Iggy Pop, durante su actuación de anoche en Marbella. Alberto Fernández-Baca / Málaga de Cultura

Nuestra morrocotuda Real Academia Española define el término ‘antinatural’ con un sencillo y certero «contrario al orden de la naturaleza». El adjetivo, que en esto del rock aplicaríamos de forma inmediata a Keith Richards, también es perfectamente lícito a la hora de intentar definir la figura de James Newell Osterberg, más conocido entre usted y yo como Iggy Pop. No es este el lugar —tampoco es el objetivo— de pasar a enumerar y valorar su vida, obra e importancia capital dentro de la música popular del último medio siglo, pero sí toca hoy aquí dar cuenta en poco más de setecientas palabras del concierto que anoche ofreció en Marbella dentro de la ecléctica programación del Starlite Occident, autodenominado como el mejor festival boutique del mundo. Ahí es nada.
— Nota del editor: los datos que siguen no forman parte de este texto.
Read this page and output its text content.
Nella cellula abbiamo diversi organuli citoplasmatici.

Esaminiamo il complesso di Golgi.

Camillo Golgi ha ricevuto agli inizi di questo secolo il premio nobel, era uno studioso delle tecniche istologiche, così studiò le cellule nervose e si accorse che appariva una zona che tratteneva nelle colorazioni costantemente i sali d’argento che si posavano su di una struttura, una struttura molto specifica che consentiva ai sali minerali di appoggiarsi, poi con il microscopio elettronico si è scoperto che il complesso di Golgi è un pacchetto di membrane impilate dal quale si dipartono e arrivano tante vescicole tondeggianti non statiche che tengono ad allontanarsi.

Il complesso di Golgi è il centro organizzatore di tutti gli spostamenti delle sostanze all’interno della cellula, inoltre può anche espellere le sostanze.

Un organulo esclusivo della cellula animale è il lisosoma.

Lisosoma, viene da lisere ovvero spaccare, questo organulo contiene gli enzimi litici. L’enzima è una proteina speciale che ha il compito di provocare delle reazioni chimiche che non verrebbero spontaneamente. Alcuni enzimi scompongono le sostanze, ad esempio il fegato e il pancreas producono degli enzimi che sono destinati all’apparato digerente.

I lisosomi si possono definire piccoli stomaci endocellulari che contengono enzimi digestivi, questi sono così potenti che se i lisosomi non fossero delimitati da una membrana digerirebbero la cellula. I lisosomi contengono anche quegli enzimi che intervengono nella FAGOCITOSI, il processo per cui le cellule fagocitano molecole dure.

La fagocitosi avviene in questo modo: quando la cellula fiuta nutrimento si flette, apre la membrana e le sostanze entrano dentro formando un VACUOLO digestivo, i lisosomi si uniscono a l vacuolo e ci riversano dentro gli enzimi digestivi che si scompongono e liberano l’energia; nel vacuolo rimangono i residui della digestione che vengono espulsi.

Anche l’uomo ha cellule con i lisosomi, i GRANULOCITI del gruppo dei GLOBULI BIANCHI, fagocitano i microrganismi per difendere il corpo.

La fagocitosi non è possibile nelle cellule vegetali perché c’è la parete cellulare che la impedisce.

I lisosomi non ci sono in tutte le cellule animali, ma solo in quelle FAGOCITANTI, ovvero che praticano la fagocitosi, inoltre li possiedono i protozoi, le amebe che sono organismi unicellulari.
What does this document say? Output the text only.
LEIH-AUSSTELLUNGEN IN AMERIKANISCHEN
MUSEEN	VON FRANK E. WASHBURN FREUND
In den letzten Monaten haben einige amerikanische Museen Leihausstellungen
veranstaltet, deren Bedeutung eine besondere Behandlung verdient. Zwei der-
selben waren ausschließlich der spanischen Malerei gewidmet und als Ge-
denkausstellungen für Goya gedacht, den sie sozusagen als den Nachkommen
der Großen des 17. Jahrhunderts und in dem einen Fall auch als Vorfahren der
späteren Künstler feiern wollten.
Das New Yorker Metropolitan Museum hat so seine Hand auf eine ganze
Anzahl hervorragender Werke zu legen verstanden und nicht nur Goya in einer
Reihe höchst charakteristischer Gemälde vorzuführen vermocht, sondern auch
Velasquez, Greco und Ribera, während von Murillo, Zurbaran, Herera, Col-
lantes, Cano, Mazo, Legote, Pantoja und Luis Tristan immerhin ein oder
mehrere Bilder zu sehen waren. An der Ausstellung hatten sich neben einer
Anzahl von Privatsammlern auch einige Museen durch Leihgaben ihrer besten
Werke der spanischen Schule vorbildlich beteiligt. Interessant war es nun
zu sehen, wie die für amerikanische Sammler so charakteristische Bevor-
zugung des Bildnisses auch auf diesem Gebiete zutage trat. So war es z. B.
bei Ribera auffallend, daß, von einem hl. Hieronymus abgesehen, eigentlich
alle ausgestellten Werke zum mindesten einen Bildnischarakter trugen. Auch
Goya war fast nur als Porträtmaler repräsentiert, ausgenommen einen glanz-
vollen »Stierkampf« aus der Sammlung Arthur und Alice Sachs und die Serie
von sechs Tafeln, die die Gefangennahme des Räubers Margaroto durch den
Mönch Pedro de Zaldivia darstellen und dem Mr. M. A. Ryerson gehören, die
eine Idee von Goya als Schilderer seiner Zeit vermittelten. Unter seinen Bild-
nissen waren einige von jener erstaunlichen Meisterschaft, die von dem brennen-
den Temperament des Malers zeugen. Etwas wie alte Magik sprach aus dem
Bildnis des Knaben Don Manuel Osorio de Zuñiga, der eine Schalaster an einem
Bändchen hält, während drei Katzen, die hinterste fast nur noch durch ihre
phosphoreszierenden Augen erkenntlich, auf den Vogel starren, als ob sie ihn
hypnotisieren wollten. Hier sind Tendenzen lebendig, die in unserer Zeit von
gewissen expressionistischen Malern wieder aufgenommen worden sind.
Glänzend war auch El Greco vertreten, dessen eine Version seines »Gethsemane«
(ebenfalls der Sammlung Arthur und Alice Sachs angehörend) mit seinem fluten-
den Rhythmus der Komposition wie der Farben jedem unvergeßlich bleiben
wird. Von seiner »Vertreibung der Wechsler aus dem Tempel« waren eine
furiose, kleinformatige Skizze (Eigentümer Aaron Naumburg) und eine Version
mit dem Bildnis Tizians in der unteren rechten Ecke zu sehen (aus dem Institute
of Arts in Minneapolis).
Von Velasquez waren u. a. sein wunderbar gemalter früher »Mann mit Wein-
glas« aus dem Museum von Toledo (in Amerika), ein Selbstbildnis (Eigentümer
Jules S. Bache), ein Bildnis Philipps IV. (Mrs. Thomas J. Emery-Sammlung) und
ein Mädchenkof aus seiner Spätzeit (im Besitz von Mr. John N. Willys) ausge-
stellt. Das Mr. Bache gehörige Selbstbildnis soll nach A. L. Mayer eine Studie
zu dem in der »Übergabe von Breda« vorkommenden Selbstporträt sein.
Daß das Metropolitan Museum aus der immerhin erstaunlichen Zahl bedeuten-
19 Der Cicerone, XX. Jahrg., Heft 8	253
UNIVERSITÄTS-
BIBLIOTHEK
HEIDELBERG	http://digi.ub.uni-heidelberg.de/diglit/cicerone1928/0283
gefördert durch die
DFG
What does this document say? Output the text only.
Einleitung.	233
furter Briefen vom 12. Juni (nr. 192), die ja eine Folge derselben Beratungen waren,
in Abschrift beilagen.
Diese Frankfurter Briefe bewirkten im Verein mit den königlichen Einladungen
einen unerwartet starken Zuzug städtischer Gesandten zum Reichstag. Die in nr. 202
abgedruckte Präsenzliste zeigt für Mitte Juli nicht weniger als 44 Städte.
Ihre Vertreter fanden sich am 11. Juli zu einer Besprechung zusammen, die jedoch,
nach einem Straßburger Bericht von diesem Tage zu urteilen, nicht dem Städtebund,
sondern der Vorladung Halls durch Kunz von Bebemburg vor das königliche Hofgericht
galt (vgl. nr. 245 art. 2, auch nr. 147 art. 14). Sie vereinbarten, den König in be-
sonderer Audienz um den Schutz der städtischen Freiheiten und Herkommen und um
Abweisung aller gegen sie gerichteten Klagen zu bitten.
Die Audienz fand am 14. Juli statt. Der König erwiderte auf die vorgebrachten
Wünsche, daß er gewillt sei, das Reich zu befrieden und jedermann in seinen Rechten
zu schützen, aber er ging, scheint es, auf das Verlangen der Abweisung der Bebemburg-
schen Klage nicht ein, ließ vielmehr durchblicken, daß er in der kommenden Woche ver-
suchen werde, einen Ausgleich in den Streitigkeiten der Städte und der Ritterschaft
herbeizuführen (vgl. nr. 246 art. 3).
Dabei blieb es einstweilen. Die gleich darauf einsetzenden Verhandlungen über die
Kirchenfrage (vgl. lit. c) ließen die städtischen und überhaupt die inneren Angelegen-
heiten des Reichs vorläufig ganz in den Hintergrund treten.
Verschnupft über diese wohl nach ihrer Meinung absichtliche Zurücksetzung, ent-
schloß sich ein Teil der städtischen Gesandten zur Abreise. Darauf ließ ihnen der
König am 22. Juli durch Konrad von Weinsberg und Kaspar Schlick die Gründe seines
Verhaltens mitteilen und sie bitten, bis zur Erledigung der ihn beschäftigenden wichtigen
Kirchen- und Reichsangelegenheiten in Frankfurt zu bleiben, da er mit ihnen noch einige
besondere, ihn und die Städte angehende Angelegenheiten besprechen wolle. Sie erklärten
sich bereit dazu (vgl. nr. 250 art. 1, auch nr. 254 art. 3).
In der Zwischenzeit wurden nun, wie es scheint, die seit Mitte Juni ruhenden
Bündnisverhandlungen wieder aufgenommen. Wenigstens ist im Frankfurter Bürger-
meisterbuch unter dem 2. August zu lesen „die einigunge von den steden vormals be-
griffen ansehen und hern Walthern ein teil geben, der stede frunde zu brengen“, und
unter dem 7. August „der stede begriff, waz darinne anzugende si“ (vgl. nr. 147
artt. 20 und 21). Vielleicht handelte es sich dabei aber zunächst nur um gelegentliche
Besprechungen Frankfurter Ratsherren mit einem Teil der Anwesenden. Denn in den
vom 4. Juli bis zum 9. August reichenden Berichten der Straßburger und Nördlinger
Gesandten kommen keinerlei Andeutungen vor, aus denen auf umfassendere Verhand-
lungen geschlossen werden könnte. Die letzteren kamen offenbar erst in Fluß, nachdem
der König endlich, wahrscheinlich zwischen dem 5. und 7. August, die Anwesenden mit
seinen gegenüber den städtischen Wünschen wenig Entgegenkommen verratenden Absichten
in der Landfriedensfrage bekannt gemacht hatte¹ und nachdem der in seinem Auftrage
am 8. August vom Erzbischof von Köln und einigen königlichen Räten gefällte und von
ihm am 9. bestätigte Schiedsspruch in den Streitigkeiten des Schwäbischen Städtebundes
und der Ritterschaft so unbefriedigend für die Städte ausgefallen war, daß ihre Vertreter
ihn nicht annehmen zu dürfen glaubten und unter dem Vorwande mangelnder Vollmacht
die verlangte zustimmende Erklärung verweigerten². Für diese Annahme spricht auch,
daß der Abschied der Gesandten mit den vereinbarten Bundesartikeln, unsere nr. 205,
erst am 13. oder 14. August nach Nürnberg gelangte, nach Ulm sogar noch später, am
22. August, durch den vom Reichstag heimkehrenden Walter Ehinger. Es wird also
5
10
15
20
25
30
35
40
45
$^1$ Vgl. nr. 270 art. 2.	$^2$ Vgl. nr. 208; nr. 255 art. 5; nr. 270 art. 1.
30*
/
Más de tres cuartos de siglo contemplan a un cuerpo que nada más saltar al escenario se desprende del chaleco en los primeros compases de Five foot one. Sus movimientos reptilianos, ahora ralentizados, son bien reconocibles desde cualquier ángulo pese a la cojera —cada año más evidente— que arrastra desde que superara la polio. Ha confesado en más de una ocasión durante la última década que su esqueleto es su área débil. Y a veces, asegura, necesita la ayuda de un bastón para caminar. En cualquier caso, el parte médico que acaban de leer termina hecho añicos, barrido y olvidado cuando Iggy agarra el micrófono y acompaña con su voz a las guitarras, vientos, teclado, bajo y batería de una banda que no, no son los Stooges, pero que ruge y muerde que da gusto.

También es antinatural asistir a una actuación de este hombre y permanecer sentado por mucho que las normas, escritas o no, lo impongan. Fue tan pronto como con T.V. eye, en el segundo asalto, cuando la mayoría de los que ocupaban las primeras filas se pusieron en pie, alzaron sus puños y lanzaron voces, berridos y variopintas onomatopeyas al cielo estival. Aprovechando la bulla, no fueron pocos los gorriones que ganaron posiciones hasta situarse a escasos metros del escenario. Los encargados de velar por la seguridad del evento hicieron lo que debían y podían (y muy bien), pero el trasiego de personas de aquí para allá se mantendría, como es natural, hasta el cierre del concierto.

A estas alturas del cuento quien más quien menos sabe que el repertorio habitual en vivo de Iggy desde hace varios lustros se cimenta en aquella trilogía de los Stooges que entre 1969 y 1973 dejó prácticamente configurado el punk, género que alcanzaría la mayoría de edad y una notable visibilidad pocos años después de la mano de los Sex Pistols y Malcolm McLaren. Y de esos tres discos, a día de hoy, no sobra ni un acorde, ni una grosería, ni un acople: siguen sonando brutos y amenazantes, vive Dios. Los zarandeos que producen Raw power, I wanna be your dog, Search and destroy, Gimme danger y Death trip continúan plenamente vigentes en 2023, aunque sería The passenger —de su carrera en solitario— la canción más esperada y reconocida de la noche si nos fiamos de ese moderno y eficiente medidor de popularidad que es el número de móviles en alto para registrar el momento y poder así, ya que estamos, reforzar el yo estuve ahí.

Pero conviene apuntar, a pesar del apabullante legado, que Iggy lanzó a comienzos de este año un nuevo disco bastante resultón, Every loser, que dejará para su playlist particular pildorazos como Modern day ripoff y Frenzy: mientras que la primera se situó ayer en el primer tramo de actuación, la segunda, que se abre con un radiante «got a dick and two balls, that’s more than you all», sirvió para rematar la faena. Del reciente álbum se quedó en el tintero Neo punk, autorretrato con gracia y salero que, lástima, hubiera encajado a las mil maravillas en un marco como el de ayer (recuerden: el mejor festival boutique del mundo) si atendemos a las suculentas dosis de realidad y parodia que escupe ahí un Iggy desatado. Peccata minuta, al fin y al cabo: lo de anoche en Marbella, como no podía ser de otra manera, quedará fijado sin necesidad de teléfonos en la memoria de gran parte de los asistentes. Y al recordarlo, con o sin bastón, terminaremos por sentir algún que otro pinchazo eléctrico, sonoro y siempre, siempre inspirador.